La settimana appena trascorsa è stata una di queste.
Il tema della sicurezza e quello delle tutele per gli operatori sono tornati al centro dell’attenzione con toni spesso esasperati, segnati da letture parziali e da una semplificazione che non rende giustizia alla complessità dei fatti. In questo clima, ogni parola rischia di essere piegata, ogni posizione ridotta a slogan.
È esattamente per questo che l’USIF ha ritenuto necessario intervenire, ribadendo un principio semplice ma fondamentale: le strumentalizzazioni non aiutano nessuno, e finiscono per danneggiare proprio chi ogni giorno opera nel rispetto delle regole e sotto il peso di responsabilità enormi.
Cutro: ciò che è stato detto, e ciò che non è mai stato detto
Sul caso di Cutro si è detto molto. Talvolta troppo.
E non sempre con attenzione.
L’USIF non ha mai chiesto scorciatoie, né privilegi, né tantomeno forme di impunità. Non ha mai messo in discussione il valore del processo, né il diritto di chiunque a parteciparvi secondo la legge. Non ha mai mancato di rispetto al dolore, alle vittime, alla tragedia.
È stato espresso rammarico, null’altro.
Rammarico nel constatare una mobilitazione ampia e compatta di soggetti pronti a costituirsi parte civile, a fronte di una assenza che continua a colpire: quella di una pari determinazione nel contrastare, anche sul piano simbolico e pubblico, le organizzazioni criminali che alimentano il traffico di esseri umani, dagli scafisti alle reti che su quel traffico costruiscono profitti e potere.
Non è una contrapposizione.
Non è una provocazione.
È una constatazione.
E constatare non significa accusare, ma chiedere coerenza.

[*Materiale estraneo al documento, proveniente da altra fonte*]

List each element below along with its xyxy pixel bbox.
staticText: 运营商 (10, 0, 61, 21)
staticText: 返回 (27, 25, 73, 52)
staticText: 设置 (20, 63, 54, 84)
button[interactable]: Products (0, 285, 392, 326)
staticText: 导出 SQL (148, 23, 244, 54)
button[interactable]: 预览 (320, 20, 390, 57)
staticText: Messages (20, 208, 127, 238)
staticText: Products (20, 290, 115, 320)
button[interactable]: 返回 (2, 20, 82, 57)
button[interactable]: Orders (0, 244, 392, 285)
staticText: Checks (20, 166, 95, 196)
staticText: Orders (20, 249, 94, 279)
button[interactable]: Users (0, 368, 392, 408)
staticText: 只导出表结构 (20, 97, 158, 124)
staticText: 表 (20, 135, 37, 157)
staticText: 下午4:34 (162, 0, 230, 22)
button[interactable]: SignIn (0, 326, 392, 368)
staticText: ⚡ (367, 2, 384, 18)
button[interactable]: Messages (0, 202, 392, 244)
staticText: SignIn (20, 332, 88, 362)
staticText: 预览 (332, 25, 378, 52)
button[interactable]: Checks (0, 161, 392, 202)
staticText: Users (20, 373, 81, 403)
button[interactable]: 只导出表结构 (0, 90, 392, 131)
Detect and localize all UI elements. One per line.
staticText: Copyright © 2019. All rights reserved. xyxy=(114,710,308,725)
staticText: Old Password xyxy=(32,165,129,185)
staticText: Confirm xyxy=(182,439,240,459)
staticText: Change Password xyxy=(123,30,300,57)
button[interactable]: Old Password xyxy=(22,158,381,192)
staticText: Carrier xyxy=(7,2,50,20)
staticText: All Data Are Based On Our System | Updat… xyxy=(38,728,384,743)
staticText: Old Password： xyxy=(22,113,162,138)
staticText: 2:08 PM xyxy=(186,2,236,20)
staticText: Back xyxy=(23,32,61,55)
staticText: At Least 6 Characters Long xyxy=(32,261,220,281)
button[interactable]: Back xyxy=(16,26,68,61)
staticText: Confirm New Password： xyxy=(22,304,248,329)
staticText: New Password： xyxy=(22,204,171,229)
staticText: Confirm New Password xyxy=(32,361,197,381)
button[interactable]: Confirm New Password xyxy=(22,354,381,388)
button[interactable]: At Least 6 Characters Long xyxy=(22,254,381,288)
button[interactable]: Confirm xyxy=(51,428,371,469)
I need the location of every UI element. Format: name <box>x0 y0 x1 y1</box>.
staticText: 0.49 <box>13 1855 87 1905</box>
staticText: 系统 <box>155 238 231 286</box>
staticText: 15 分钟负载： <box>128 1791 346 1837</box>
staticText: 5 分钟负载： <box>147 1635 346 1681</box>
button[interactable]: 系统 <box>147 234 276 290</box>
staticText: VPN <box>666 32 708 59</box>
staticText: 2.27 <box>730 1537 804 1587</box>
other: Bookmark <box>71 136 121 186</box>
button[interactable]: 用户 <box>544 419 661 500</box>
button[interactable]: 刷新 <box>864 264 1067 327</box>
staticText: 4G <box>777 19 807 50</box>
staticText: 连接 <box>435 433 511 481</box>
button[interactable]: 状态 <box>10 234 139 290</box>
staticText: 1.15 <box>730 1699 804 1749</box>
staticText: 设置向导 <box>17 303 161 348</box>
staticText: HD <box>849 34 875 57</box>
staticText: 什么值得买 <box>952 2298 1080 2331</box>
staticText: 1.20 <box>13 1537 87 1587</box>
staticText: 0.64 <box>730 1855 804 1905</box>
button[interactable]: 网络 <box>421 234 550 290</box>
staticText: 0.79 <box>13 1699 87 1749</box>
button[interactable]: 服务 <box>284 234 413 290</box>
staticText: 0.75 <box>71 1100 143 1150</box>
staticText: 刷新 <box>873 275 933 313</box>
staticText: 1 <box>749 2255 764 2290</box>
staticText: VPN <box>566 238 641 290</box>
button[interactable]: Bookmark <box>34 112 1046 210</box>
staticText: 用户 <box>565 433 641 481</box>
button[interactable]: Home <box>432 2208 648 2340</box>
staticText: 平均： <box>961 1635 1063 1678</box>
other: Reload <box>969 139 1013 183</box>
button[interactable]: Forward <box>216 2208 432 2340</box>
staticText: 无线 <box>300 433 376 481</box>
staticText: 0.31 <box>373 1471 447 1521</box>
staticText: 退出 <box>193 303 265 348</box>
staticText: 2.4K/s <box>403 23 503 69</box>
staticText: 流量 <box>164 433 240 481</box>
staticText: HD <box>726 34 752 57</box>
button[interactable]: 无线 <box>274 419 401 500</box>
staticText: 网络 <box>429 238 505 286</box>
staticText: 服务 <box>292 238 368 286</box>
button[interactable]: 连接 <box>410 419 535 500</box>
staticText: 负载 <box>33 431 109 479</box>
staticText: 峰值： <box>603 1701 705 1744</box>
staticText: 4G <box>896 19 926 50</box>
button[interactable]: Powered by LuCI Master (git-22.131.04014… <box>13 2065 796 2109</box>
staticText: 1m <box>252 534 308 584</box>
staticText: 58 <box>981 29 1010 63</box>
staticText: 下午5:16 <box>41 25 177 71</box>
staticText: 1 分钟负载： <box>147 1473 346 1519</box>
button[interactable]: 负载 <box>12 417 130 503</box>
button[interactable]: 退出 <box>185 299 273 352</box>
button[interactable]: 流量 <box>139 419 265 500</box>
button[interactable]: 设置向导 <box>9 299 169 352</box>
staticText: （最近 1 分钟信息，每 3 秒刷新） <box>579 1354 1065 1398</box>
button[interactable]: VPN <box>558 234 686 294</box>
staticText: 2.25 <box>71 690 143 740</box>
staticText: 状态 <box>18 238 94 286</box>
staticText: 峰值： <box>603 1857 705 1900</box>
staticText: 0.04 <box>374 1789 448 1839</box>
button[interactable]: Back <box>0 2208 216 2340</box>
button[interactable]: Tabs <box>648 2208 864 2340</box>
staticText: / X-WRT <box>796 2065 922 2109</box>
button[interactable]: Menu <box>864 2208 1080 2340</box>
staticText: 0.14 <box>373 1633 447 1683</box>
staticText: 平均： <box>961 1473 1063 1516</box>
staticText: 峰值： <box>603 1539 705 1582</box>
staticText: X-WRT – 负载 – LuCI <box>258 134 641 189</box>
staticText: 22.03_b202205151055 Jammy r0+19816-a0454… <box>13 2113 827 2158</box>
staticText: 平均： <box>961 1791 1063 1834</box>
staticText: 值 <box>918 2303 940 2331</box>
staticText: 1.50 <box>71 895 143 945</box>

Scudo penale: il pericolo non è la norma, ma l’uso che se ne fa
Nel corso di questi giorni, il tema dello “scudo penale” è stato spesso evocato come una bandiera, positiva o negativa a seconda delle posizioni. Ma quando un argomento diventa un simbolo, il rischio è che smetta di essere analizzato per ciò che realmente è.
Le norme si discutono, si migliorano, si correggono.
Le strumentalizzazioni, invece, lasciano segni più profondi.
Trasformare un confronto delicato in uno scontro ideologico produce un effetto noto: sposta l’attenzione dai fatti alle narrazioni, dalle responsabilità reali alle responsabilità presunte, dalle persone ai ruoli astratti. E in questo spostamento, chi opera sul campo diventa facile bersaglio.
La misura come atto di responsabilità
In una fase storica complessa, la misura non è debolezza.
È responsabilità.
Responsabilità di chi comunica.
Responsabilità di chi rappresenta.
Responsabilità di chi indossa una divisa e sa che ogni azione, anche quella corretta, può essere giudicata prima ancora di essere compresa.
L’USIF ha scelto, anche questa volta, di mantenere una linea coerente: ferma nei contenuti, equilibrata nei toni, distante da ogni tentazione di semplificazione o di consenso facile. Una linea che può non piacere a tutti, ma che risponde a un’esigenza chiara: tutelare la dignità professionale senza mai contrapporla alla legalità.
Oltre il rumore, resta ciò che conta
Il rumore passa.
Le parole restano.
E restano soprattutto nelle coscienze di chi, ogni giorno, lavora sapendo che la fiducia non si costruisce con gli slogan, ma con la coerenza; non con le contrapposizioni, ma con la credibilità; non con le scorciatoie, ma con il senso del limite.
Questa settimana ha mostrato quanto sia facile perdere l’equilibrio del discorso pubblico.
E quanto sia necessario, invece, continuare a cercarlo.
Perché difendere chi serve lo Stato non significa abbassare l’asticella delle responsabilità.
Significa impedire che venga abbassata quella della verità.